1.2.4 Western blotting assays
The expression of TLR-8 and MMP-9 in cells was detected by Western blotting assays. The protein was resolved by a 4%-10% polyacrylamide gel electrophoresis and the gel was transferred to a PVDF membrane using SDS polyacrylamide gel electrophoresis. After blocking with 5% non-fat dry milk for 1 h at room temperature, the membrane was first incubated with 1:500 diluted primary antibody overnight, and after wash with TBS-T buffer, the membrane was incubated with secondary antibody for 1 h. Following rinse with TBS-T solution, enhanced chemiluminescence was carried out. The PVDF membrane was placed in a developing solution in a dark room and exposed to an X-ray film for exposure and development. Protein densitometry was performed using Image 1.6 software.

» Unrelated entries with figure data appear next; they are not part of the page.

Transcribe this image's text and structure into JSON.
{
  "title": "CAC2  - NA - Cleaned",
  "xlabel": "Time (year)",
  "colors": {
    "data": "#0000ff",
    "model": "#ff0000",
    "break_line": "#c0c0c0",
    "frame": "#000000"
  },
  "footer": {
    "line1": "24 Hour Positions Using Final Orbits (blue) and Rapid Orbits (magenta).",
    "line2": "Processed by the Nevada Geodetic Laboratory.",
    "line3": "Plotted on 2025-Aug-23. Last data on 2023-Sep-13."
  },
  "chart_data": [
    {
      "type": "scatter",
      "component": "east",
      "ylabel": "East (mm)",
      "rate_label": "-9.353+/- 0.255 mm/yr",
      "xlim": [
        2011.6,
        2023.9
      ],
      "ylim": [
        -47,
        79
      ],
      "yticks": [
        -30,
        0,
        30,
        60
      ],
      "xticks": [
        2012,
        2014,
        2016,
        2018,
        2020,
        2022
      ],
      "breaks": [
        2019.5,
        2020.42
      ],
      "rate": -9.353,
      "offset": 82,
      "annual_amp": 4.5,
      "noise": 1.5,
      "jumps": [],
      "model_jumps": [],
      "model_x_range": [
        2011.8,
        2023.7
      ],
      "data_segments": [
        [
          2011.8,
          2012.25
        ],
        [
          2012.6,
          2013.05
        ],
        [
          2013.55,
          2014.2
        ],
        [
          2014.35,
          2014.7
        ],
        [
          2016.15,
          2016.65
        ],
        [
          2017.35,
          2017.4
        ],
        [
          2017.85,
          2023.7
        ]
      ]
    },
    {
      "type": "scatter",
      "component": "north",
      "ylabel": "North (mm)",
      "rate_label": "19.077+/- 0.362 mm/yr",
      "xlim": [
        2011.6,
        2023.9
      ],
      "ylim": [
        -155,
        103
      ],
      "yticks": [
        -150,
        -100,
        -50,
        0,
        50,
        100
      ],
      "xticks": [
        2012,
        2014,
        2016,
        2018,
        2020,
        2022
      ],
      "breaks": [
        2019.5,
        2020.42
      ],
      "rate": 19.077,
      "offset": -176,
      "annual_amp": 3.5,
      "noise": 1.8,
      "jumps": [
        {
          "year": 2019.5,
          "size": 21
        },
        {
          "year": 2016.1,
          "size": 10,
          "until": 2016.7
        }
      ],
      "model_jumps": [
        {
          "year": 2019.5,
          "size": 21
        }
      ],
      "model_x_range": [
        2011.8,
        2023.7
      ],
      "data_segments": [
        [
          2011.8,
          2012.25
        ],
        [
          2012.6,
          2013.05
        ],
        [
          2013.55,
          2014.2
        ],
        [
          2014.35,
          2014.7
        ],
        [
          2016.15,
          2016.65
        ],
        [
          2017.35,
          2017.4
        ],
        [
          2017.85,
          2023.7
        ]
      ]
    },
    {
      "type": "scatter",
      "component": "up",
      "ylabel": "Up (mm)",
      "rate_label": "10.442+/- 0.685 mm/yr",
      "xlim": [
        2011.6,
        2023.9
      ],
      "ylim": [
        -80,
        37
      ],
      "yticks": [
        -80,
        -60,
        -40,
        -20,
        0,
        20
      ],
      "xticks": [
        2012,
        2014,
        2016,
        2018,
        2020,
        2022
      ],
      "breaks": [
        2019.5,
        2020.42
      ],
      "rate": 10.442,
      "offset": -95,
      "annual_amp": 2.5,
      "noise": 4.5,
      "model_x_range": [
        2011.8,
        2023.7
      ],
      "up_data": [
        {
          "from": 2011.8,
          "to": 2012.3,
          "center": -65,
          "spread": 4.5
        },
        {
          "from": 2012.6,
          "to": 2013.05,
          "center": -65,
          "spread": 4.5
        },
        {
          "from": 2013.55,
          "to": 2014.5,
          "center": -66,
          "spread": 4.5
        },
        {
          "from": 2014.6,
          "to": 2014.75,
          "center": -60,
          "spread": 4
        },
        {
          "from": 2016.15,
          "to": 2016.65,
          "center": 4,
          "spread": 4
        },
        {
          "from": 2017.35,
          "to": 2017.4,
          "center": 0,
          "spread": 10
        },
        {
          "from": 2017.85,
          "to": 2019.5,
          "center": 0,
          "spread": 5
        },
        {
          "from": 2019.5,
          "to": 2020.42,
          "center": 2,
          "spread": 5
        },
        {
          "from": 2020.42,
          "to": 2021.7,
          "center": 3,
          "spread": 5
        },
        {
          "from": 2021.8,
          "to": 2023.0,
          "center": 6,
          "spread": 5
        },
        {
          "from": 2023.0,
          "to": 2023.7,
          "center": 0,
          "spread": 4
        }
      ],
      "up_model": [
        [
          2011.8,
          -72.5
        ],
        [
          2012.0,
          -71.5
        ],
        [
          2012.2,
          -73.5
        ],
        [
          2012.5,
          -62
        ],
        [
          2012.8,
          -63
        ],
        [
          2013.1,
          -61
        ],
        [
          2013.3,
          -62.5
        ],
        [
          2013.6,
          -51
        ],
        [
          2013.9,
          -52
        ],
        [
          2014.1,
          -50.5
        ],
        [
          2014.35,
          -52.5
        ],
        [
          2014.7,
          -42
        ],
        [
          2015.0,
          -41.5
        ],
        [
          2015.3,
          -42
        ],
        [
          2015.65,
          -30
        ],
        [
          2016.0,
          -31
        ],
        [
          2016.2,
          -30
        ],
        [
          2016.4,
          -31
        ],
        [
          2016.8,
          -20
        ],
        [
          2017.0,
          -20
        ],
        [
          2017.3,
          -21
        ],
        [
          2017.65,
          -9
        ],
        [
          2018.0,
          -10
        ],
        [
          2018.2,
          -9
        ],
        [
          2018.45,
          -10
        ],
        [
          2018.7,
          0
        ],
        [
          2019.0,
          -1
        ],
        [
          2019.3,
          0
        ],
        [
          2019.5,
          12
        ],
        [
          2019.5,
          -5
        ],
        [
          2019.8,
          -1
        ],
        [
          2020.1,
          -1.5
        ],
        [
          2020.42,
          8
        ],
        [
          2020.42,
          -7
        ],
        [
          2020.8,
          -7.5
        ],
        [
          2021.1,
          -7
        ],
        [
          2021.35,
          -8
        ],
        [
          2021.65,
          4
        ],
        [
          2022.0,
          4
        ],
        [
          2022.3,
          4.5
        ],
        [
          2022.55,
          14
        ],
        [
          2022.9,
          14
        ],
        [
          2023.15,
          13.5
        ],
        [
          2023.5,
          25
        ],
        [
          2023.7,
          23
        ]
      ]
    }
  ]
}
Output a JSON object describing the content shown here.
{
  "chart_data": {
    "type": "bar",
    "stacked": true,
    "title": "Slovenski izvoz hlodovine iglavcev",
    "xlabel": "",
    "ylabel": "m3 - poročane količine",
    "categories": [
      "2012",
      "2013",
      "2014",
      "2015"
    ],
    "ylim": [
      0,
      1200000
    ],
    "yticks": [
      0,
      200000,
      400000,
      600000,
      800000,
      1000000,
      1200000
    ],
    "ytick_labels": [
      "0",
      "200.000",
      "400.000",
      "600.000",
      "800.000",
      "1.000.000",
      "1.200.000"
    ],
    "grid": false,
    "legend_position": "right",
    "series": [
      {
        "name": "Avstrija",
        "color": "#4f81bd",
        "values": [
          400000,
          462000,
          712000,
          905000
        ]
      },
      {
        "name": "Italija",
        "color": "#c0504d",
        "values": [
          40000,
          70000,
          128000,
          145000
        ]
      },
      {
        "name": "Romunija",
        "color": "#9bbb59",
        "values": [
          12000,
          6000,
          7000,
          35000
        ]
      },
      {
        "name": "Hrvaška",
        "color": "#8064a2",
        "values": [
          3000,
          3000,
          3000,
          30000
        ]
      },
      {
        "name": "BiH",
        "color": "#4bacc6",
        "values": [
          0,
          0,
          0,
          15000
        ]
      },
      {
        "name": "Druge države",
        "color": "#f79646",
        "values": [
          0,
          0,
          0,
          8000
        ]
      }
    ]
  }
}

1.2.5 Preparation of leukocyte suspension
After extracting 3 mL of venous blood from all subjects, we used heparin as an anticoagulant to precipitate red blood cells, and white blood cells were taken. After wash, 1×106 / mL white blood cell suspension was prepared with RPMI1640 medium containing 10% bovine serum.
1.2.6 Determination of neutrophil chemotaxis
Using agarose glass plate method: agarose solution was prepared with 1640 solution, and after addition of 10% inactivated AB serum, the glass plate was poured ,. Each group consisted of three circular holes arranged in a straight line with a diameter and a pitch of 2.5 mm. Five μL of a white cell suspension (1×106/mL) was added in triplicates to the mesopores and Escherichia coli was added to the side wells for 24 hours, and 5 μL of the filtrate was used as the chemokine, and the other side was treated with 5 μL of the 1640 solution. The agarose glass plate was placed in a 37 ° C incubator, incubated with saturated humidity and 5% CO2 for 4 h, removed, fixed with methanol and formaldehyde. After agarose gel electrophoresis, the gel was stained with Wright, and measured under an optical microscope. The distance a cell moved from the edge of the hole to the hole on either side was measured.
1.2.7 Determination of phagocytic function of neutrophils
Staphylococcus aureus was grown on agar slants for 24 h, colonies were washed with sterile isotonic saline, washed twice with PBS, and the cells were suspended at 5×107 /ml by specific concentration method. Three drops of heparinized blood were taken on the concave slide, and three drops of Staphylococcus aureus suspension were added and after thorough mixing, they were placed in a sealed wet box. After incubation at 37 ° C for 30 min, the box was shaken once every 10 min; 1 drop was taken with a capillary suction tube, pushed onto a slide on a glass slide, fixed in methanol, stained with Giemsa, and counted by light microscopy.
1.3 Data processing
Data were expressed as mean ± standard deviation. One-way analysis of variance was used for comparison between groups. P < 0.05 was considered to have a significant statistical difference.